From the dawn of time, humans have celebrated the arrival of new infants as a blessing on the household, and a life of potential to be treasured. There are many ceremonies that are associated with this arrival, such as the pueblo Native Americans use of a naming bowl when the child receives his or her tribal name.

The naming bowl, a lovely piece of pottery carefully crafted by a highly significant family member, contains the corn meal used for blessing of the infant during the naming ceremony. Various other tribal peoples, such as the Dine and Cherokee, also have a naming ceremony for infants. These ceremonies are deeply spiritual as the clan welcomes a new member, with unlimited potential for his or her life ahead.

The annual anniversary of that arrival has been cause for celebration, as yet another cycle around the sun is completed by that person. With the creation of calendars, we can now keep track of the specific date of that anniversary.

But some of our ancestors came before we had access to calendars and specific dates. We know that great grandmother, for example, was born in the spring, and roughly at the end of the nineteenth century, but the specific details may be somewhat elusive.

Not knowing a specific date, however, is no reason not to celebrate the anniversary and memory of that person’s arrival on Mother Earth.

At The Dancing Rabbit Gallery, we celebrate the birth anniversaries of our artists, though there are many for which we have no specific date. Even more challenging is the art created by these artists that is not signed, a cultural aspect derived from clans producing their art collectively prior to the development of the “tourist trade” in the early 20th century. Only when artists began signing their works could we definitely attribute a specific work to a specific artist. We might know, for example, that the jewelry was made in the style of the Zuni peoples, or the pottery was made in the San Ildefonso style, but not with specific dates or attribution.

We have reached out to our current group of artists to ask for assistance in identifying the birth anniversaries of their ancestors, so that we could honor their lives and their memories on the anniversary of their arrival on Mother Earth. That has helped us a bit, but there are some dates that are just not identifiable with any degree of accuracy. So we have decided to set aside specific dates in December, the month when Mother Earth slumbers the deepest, to honor a group of artists collectively and to pay respects to the vintage artwork that represents their creative achievements as artists.
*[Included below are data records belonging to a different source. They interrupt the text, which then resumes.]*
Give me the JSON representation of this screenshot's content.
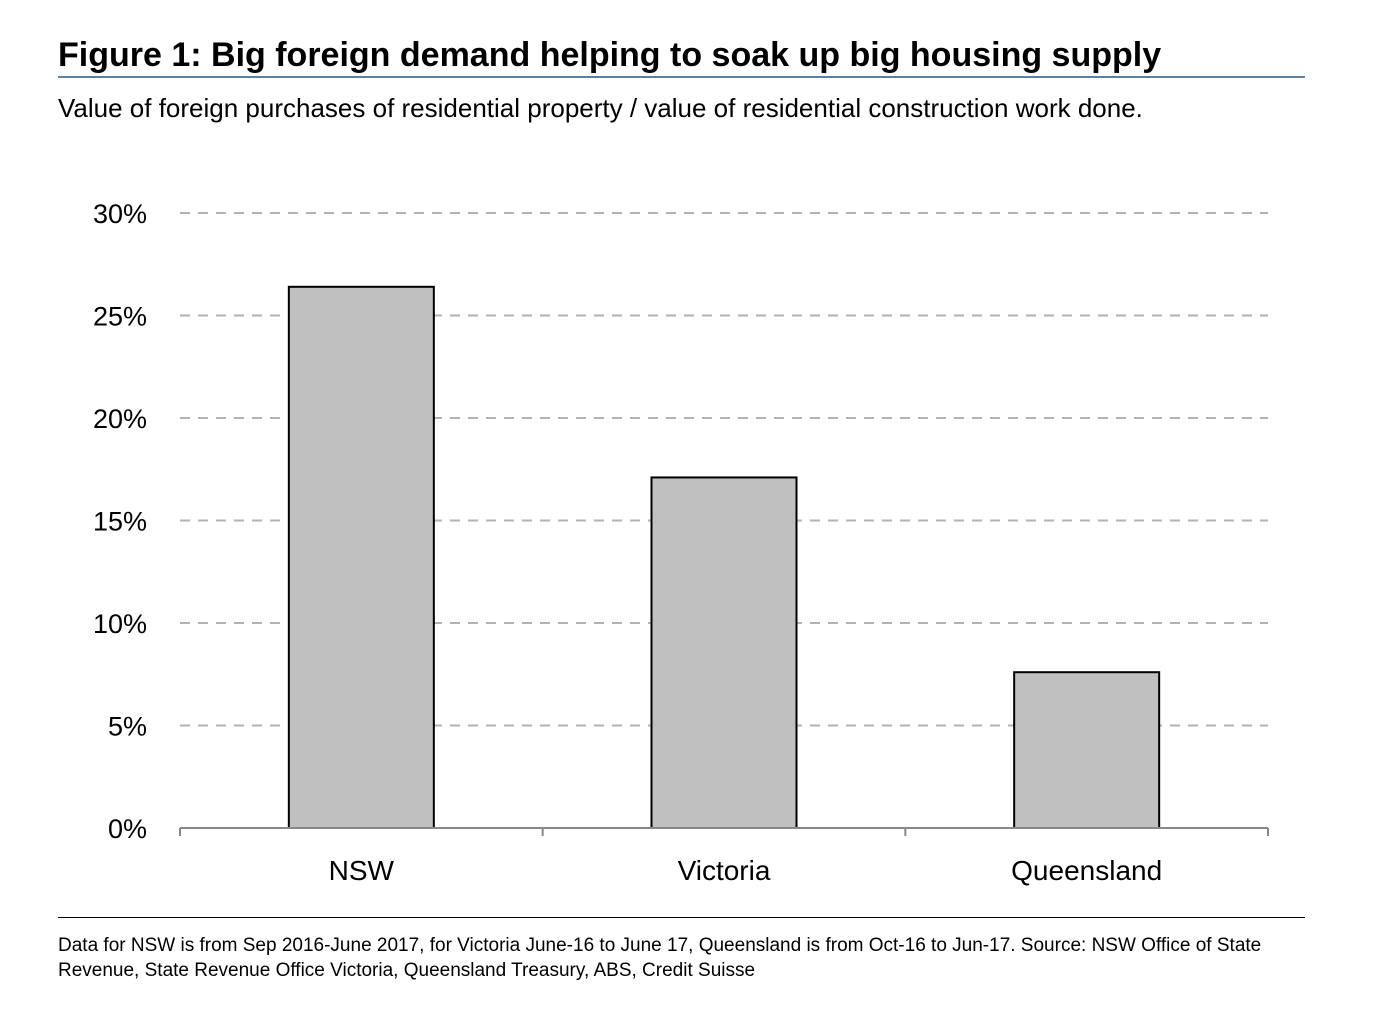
{
  "title": "Figure 1: Big foreign demand helping to soak up big housing supply",
  "subtitle": "Value of foreign purchases of residential property / value of residential construction work done.",
  "footnote": "Data for NSW is from Sep 2016-June 2017, for Victoria June-16 to June 17, Queensland is from Oct-16 to Jun-17. Source: NSW Office of State Revenue, State Revenue Office Victoria, Queensland Treasury, ABS, Credit Suisse",
  "colors": {
    "bar_fill": "#c0c0c0",
    "bar_stroke": "#000000",
    "grid": "#b3b3b3",
    "title_rule": "#5b7fa6"
  },
  "chart_data": {
    "type": "bar",
    "title": "Figure 1: Big foreign demand helping to soak up big housing supply",
    "xlabel": "",
    "ylabel": "",
    "categories": [
      "NSW",
      "Victoria",
      "Queensland"
    ],
    "values": [
      26.4,
      17.1,
      7.6
    ],
    "ylim": [
      0,
      30
    ],
    "yticks": [
      0,
      5,
      10,
      15,
      20,
      25,
      30
    ],
    "ytick_labels": [
      "0%",
      "5%",
      "10%",
      "15%",
      "20%",
      "25%",
      "30%"
    ],
    "grid": true,
    "legend": "none"
  }
}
There are many who came before individual signing of artwork. For one week in December, we will honor the unknown jewelers and their stunning works. For another week in December, we will honor the unknown potters and their amazing designs and creations. For a third week, we will honor the unknown weavers and basket makers for their intricate and elegant works. In that way, though we don’t know their specific names or specific dates for arrival on Mother Earth, we still acknowledge their lives and the beautiful works they accomplished while they were here. And, candidly, without them living their lives, we would not be here today, so we also thank them for our own lives.